Bathing is a deeply personal ritual, suffice it to say. Everyone’s biology and routine differ, which means that no one person takes a shower the same way, nor should they. “This is highly variable and depends on your individual lifestyle and daily exposures,” Dr. Brauer says. “It’s about more than just the frequency, but also duration, temperatures, products used, and where they are applied.” Not only that, but one’s career and socioeconomic status also play an important role.
Indeed, there is a stigma placed on certain groups in society that are deemed “less than” when it comes to this idea of not bathing. It’s worth watching the Academy Awarding-winning film Parasite, which takes a close look at how smell and appearance could cause a divide. For many from historically marginalized groups, forgoing daily showers simply isn’t an option.

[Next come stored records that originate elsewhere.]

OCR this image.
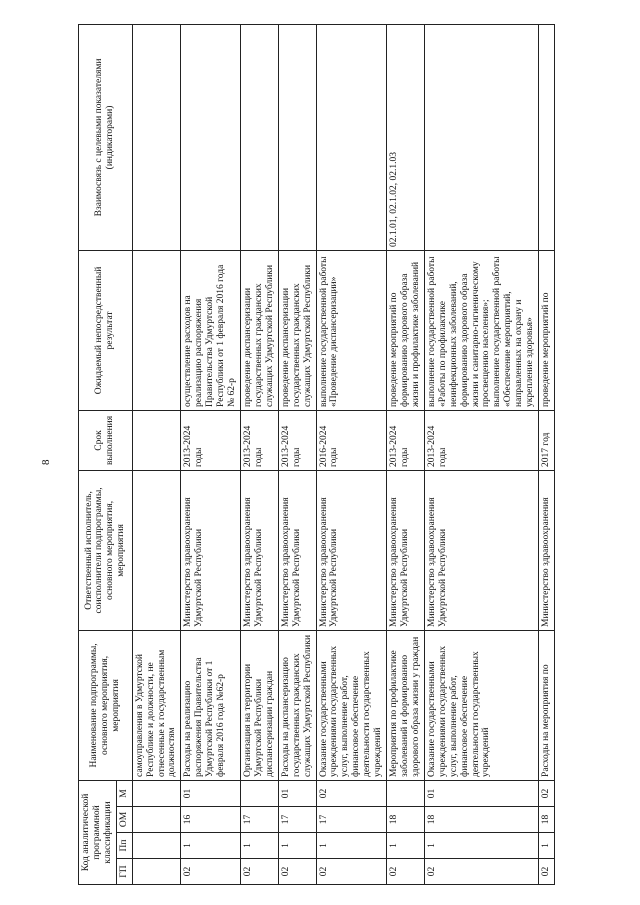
8
Код аналитической программной классификации				Наименование подпрограммы, основного мероприятия, мероприятия	Ответственный исполнитель, соисполнители подпрограммы, основного мероприятия, мероприятия	Срок выполнения	Ожидаемый непосредственный результат	Взаимосвязь с целевыми показателями (индикаторами)
ГП	Пп	ОМ	М					
				самоуправления в Удмуртской Республике и должности, не отнесенные к государственным должностям				
02	1	16	01	Расходы на реализацию распоряжения Правительства Удмуртской Республики от 1 февраля 2016 года №62-р	Министерство здравоохранения Удмуртской Республики	2013-2024 годы	осуществление расходов на реализацию распоряжения Правительства Удмуртской Республики от 1 февраля 2016 года № 62-р	
02	1	17		Организация на территории Удмуртской Республики диспансеризации граждан	Министерство здравоохранения Удмуртской Республики	2013-2024 годы	проведение диспансеризации государственных гражданских служащих Удмуртской Республики	
02	1	17	01	Расходы на диспансеризацию государственных гражданских служащих Удмуртской Республики	Министерство здравоохранения Удмуртской Республики	2013-2024 годы	проведение диспансеризации государственных гражданских служащих Удмуртской Республики	
02	1	17	02	Оказание государственными учреждениями государственных услуг, выполнение работ, финансовое обеспечение деятельности государственных учреждений	Министерство здравоохранения Удмуртской Республики	2016-2024 годы	выполнение государственной работы «Проведение диспансеризации»	
02	1	18		Мероприятия по профилактике заболеваний и формированию здорового образа жизни у граждан	Министерство здравоохранения Удмуртской Республики	2013-2024 годы	проведение мероприятий по формированию здорового образа жизни и профилактике заболеваний	02.1.01, 02.1.02, 02.1.03
02	1	18	01	Оказание государственными учреждениями государственных услуг, выполнение работ, финансовое обеспечение деятельности государственных учреждений	Министерство здравоохранения Удмуртской Республики	2013-2024 годы	выполнение государственной работы «Работы по профилактике неинфекционных заболеваний, формированию здорового образа жизни и санитарно-гигиеническому просвещению населения»; выполнение государственной работы «Обеспечение мероприятий, направленных на охрану и укрепление здоровья»	
02	1	18	02	Расходы на мероприятия по	Министерство здравоохранения	2017 год	проведение мероприятий по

“As celebrities came forward and shined a light on not showering, it sparked discourse on how hygiene is looked at differently for everyone,” says Dr. Mullans. Whether it’s the functional divide between work-from-home jobs and manual labor or the class divide between workaday individuals and fantastically wealthy celebrities, the concept of not bathing regularly takes on different shades of meaning when you apply it to different groups. And there’s no getting around the fact that the groups that already have the upper socioeconomic hand are the ones that can more easily get away with abstaining from soap for a while.
Put bluntly: Brad and Jake are able to skip a few showers or baths because they have the luxury to do so. They are not being held under a magnifying glass by society. I, however, have absolutely no problem putting them under my lens. Dudes, clean yourself. Almost every derm is saying so. You don’t have to do it frequently if preserving the oils in your skin is what you’re after. But if you’re building up a funk, don’t reach for the baby wipes. It reeks of privilege. (This also applies to any bro out there that thinks it’s OK to heed their example.)
I’m hoping this will be one of those fleeting celeb trends that doesn’t pass muster. But in the event that it does, best believe that I’ll, to paraphrase Christina Aguilera, ring the alarm and start throwing elbows.